Ten aanzien van de architecten gaf de desbetreffende Nadere regeling uitvoering aan de EG-richtlijn van 10 juni 1985 inzake de onderlinge erkenning van de diploma’s, certificaten en andere titels op het gebied van de architectuur, tevens houdende maatregelen tot vergemakkelijking van de daadwerkelijke uitoefening van het recht van vestiging en vrij verrichten van diensten (85/384/EEG), hierna te noemen de Architectenrichtlijn. In artikel 3 van die richtlijn is een aantal eisen gesteld waaraan een architectuuropleiding dient te voldoen om in aanmerking te komen voor erkenning door de EU-lidstaten. De in artikel 2 van de Nadere regeling ‘begintermen van de beroepspraktijk van architect’ opgenomen eisen zijn indertijd afgeleid van de eisen van de richtlijn, waarin staat omschreven over welke kennis, kunde en bekwaamheden een architect op grond van zijn opleiding dient te beschikken. De begintermen voor de beroepspraktijk van stedenbouwkundige, tuin- en landschapsarchitect en interieurarchitect zijn zoveel mogelijk naar analogie van de begintermen voor de architecten opgesteld.

Aanleidingen voor een nieuwe Nadere regeling

Invoering BaMa structuur

In mei 2005 is bij de Tweede Kamer een wetsvoorstel aanhangig gemaakt tot wijziging van de Wet op de architectentitel in verband met de invoering van de bachelor-masterstructuur (BaMa structuur) in het hoger onderwijs (Kamerstukken 30 172). Dit wetsvoorstel is door de Tweede Kamer op 9 februari en door de Eerste Kamer op 7 maart 2006 aangenomen. De wetswijziging strekt ertoe de masteropleidingen op het gebied van de architectuur, stedenbouw en tuin- en landschapsarchitectuur en de bacheloropleidingen op het gebied van de interieurarchitectuur toe te voegen aan de opleidingen waarvan het getuigschrift c.q. diploma reeds recht geeft op inschrijving in het architectenregister en daarmee op het voeren van de titel architect, stedenbouwkundige, tuin- en landschapsarchitect of interieurarchitect. Door deze wijziging van de wet moeten de Nadere regelingen worden aangepast. In die regelingen is immers limitatief opgesomd welke getuigschriften c.q. diploma’s voorzien van aanduiding van de afstudeerrichting, differentiatie of specialisatie, recht geven op inschrijving in het architectenregister. Tevens dienen de benamingen van de diverse onderwijsinstellingen die de bedoelde getuigschriften en diploma’s afgeven, te worden geactualiseerd. De onderhavige nieuwe Nadere regeling voorziet in een en ander.

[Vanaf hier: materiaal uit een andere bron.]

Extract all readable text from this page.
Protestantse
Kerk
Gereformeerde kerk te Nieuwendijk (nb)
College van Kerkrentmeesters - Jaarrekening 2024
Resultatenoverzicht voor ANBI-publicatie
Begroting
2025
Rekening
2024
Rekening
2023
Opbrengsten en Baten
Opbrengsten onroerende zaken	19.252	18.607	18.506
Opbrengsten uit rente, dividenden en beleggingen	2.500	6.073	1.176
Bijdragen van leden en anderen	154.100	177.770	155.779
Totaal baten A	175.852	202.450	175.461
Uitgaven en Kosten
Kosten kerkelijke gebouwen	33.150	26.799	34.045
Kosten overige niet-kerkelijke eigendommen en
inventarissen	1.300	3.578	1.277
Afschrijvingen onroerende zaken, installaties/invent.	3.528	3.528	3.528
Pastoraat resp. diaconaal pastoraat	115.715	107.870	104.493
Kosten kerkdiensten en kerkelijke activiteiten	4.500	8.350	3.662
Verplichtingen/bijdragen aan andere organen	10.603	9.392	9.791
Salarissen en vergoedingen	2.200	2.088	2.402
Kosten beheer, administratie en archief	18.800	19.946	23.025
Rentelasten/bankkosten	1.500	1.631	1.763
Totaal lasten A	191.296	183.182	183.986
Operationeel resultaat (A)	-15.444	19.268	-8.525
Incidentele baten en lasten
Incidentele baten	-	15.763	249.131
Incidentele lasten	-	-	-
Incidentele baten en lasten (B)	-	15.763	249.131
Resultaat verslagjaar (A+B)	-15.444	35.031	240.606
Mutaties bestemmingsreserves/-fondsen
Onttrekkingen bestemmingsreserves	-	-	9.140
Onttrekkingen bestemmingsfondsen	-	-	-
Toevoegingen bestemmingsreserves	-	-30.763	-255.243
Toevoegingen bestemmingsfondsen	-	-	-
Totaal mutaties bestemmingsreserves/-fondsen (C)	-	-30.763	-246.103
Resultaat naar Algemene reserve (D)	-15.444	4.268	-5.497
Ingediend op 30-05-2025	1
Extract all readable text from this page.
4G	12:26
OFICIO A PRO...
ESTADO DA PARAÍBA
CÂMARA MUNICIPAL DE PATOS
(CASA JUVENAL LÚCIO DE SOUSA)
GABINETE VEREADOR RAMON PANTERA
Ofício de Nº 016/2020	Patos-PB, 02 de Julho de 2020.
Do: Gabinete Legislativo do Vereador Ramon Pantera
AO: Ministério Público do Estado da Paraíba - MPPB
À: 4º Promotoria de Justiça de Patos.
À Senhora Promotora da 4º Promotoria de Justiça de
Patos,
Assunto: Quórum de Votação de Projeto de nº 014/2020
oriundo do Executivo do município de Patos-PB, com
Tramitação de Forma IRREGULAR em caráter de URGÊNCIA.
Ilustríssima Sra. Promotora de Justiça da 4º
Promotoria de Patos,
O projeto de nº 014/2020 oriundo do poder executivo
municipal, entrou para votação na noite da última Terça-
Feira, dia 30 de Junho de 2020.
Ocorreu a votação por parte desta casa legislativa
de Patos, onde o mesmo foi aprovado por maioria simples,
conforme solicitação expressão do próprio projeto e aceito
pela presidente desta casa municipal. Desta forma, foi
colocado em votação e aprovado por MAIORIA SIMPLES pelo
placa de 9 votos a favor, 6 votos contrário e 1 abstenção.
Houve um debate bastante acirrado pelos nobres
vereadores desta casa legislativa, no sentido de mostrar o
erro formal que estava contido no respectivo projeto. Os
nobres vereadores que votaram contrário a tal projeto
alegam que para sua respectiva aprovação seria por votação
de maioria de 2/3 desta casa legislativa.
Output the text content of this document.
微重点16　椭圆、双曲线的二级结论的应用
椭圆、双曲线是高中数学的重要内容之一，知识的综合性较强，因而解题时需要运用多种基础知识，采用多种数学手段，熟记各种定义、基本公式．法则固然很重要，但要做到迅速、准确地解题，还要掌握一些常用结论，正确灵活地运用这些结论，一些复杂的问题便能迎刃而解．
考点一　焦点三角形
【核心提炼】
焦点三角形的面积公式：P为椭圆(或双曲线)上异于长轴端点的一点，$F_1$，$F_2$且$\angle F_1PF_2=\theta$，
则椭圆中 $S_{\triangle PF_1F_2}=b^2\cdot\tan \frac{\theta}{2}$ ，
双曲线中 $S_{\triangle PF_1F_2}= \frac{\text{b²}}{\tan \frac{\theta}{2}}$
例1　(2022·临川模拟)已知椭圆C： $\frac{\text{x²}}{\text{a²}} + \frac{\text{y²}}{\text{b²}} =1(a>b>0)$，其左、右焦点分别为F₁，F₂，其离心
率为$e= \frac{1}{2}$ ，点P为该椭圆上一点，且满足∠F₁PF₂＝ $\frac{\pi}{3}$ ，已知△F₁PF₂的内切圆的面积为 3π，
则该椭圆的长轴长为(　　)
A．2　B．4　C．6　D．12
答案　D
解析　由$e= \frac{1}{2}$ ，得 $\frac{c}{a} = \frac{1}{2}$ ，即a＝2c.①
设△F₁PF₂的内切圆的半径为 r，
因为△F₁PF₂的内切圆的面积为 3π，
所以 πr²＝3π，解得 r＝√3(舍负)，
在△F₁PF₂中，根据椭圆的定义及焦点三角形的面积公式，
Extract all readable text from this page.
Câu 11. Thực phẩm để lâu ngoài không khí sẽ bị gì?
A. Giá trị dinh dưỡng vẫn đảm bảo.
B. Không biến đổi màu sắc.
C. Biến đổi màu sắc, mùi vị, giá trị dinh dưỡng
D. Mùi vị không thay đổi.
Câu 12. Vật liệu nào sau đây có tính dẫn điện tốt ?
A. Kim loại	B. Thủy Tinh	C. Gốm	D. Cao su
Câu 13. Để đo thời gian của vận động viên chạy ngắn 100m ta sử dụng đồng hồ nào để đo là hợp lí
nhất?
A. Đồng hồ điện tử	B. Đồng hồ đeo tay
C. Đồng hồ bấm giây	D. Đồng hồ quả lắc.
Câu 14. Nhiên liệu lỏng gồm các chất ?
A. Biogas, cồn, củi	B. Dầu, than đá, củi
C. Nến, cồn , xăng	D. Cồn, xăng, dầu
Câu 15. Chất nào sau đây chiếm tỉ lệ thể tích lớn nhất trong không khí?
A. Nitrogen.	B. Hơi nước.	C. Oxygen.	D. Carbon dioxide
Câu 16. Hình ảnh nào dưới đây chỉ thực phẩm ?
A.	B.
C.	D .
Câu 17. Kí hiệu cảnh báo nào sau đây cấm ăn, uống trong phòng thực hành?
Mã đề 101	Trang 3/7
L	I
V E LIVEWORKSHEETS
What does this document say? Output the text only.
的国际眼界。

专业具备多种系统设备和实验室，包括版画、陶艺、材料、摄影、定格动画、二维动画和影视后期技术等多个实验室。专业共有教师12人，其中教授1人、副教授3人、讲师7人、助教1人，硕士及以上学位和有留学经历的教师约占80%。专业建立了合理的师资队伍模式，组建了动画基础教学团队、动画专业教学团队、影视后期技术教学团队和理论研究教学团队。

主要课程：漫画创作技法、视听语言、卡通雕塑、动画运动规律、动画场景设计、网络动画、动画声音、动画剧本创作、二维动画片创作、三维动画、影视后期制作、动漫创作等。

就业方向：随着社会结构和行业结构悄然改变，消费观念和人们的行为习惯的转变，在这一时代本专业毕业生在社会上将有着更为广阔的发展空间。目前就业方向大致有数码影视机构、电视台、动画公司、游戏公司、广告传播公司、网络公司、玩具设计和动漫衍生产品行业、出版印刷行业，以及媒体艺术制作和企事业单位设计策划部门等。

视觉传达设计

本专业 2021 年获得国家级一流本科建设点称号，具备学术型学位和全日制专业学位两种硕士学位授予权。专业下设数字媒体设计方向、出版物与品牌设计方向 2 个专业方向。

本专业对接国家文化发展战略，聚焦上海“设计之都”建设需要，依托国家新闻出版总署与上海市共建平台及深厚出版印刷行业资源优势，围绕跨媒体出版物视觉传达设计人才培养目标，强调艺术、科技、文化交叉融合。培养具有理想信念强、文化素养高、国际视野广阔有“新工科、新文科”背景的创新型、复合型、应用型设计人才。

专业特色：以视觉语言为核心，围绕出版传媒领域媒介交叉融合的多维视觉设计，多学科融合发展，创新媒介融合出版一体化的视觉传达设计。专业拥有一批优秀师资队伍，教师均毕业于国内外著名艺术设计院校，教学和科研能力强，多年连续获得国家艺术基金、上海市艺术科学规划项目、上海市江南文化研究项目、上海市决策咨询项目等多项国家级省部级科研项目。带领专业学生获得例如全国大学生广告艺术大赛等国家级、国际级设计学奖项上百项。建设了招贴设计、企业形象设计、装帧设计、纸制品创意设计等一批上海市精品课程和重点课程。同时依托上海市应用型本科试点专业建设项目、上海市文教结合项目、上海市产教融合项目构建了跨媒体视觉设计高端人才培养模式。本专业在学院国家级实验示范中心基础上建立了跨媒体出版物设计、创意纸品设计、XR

Integratie Nadere regeling voor de tuin- en landschapsarchitecten in de Nadere regeling voor architecten, stedebouwkundigen en interieurarchitecten

Zoals hiervoor reeds opgemerkt was er een Nadere regeling die betrekking had op de architecten, stedenbouwkundigen en interieurarchitecten en een Nadere regeling die betrekking had op de tuin- en landschapsarchitecten. Beide regelingen hadden echter hetzelfde doel, te weten het definiëren van de voorschriften omtrent de inrichting van de opleiding en het benoemen van de opleidingen die aan de voorschriften voor de inrichting van de opleiding voldoen. Nu beide regelingen in verband met de wijziging van de Wet op de architectentitel moesten worden aangepast, hebben ondergetekenden uit het oogpunt van vereenvoudiging van regelgeving besloten de beide regelingen te integreren. Elk ministerie blijft uiteraard verantwoordelijk voor zijn deel van deze geïntegreerde Nadere regeling.

Periodieke herbezinning

De ontwikkelingen die zich sinds 1988 in de beroepspraktijk hebben voorgedaan, alsmede de wens van enkele onderwijsinstellingen om de begintermen voor de beroepspraktijk aan te passen aan de gewijzigde omstandigheden op het vakgebied, vormden voor de SBA in 2002 aanleiding om in overleg met de opleidingen en de beroepspraktijk te bezien of de in 1988 geformuleerde begintermen de beroepspraktijk nog voldoende dekken. Op grond van de uitkomsten van dit overleg heeft de SBA voorstellen gedaan voor aanpassing van de in de Nadere regelingen uit 1988 vervatte begintermen voor de beroepspraktijk van architect, stedenbouwkundige, tuin- en landschapsarchitect en interieurarchitect. Nu die Nadere regelingen toch moesten worden aangepast aan de gewijzigde wet, hebben ondergetekenden besloten de voorstellen van de SBA, die door de betrokken opleidingsinstellingen en beroepsorganisaties worden gedragen, over te nemen en in de onderhavige Nadere regeling te verwerken.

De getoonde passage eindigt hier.